When Facebook’s Global Head of News Partnerships, Campbell Brown, addressed a group of more than 20 publishers and broadcasters Down Under, she said Facebook wants to help media companies to create sustainable business models. It might have been a welcome message had she not delivered it by implying that their businesses would die without the help of Facebook.
According to The Australian, at one point during the four-hour, closed-door meeting, she said: "We will help you revitalise journalism … in a few years the reverse looks like I’ll be holding your hands with your dying business like in a hospice."
Brown, whose past roles include being a correspondent for NBC News and a prime time host on CNN, was hired by Facebook last year to improve its relationships with news organizations after it came under fire for the role it played in spreading misinformation in the run-up to the presidential election in 2016.

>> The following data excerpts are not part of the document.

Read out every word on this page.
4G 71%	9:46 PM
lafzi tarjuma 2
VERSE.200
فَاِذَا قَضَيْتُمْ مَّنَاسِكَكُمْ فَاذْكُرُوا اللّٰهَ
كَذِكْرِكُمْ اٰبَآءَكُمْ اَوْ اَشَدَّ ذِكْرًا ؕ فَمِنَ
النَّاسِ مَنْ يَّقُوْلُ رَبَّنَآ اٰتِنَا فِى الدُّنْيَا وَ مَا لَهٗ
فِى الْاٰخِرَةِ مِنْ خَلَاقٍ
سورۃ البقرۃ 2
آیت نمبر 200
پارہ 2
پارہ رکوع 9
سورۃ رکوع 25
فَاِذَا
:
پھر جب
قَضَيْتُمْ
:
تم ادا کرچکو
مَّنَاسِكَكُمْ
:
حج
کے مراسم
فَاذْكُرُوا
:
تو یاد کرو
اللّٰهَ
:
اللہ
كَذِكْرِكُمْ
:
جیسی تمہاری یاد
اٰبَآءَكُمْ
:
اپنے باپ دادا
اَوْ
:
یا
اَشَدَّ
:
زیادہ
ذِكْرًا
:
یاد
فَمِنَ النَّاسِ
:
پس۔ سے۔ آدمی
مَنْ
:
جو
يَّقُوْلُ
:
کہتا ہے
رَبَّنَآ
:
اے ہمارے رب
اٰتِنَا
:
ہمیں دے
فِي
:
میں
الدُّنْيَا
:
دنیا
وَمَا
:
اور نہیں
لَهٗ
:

Making matters worse, she went on to say that Facebook CEO Mark Zuckerberg does not care about publishers. She added: “We are not interested in talking to you about your traffic and referrals anymore. That is the old world and there is no going back – Mark wouldn’t agree to this.”
Facebook has stated that the quotes were taken out of context and are not accurate, but they have failed to release transcripts of the meeting to support this claim. At least five sources who attended the meeting confirmed Brown’s comments to the media.
These remarks are further evidence of the arrogance and runaway monopolistic power of tech giants, and they should give people serious pause when they consider the influence that firms like Facebook and Google have over modern society. Their “I own this town” attitude is unappealing, even if there is an element of truth to it. These companies think they run the world, and in a way, they do – but only because people let them. The masses have become so addicted to the conveniences offered by technology like smartphones that they don’t stop to think about how they’re really paying for “free” services like Facebook, YouTube, and Google Maps. In most cases, they’re giving up a lot more personal data than they realize, while letting these companies gain an incredible amount of power over the flow of information in society and which opinions are allowed to be heard.
Facebook’s Samidh Chakrabarti has also said they “don’t want to be arbiters of truth,” yet they are quick to claim that anything going against their ideals is “fake news,” and sites like Google’s YouTube have come under attack for censoring conservative voices.
President Trump might get a lot of things wrong, but he was definitely on the right track with his recent comments that these tech businesses’ out-of-control censorship needs to be stopped.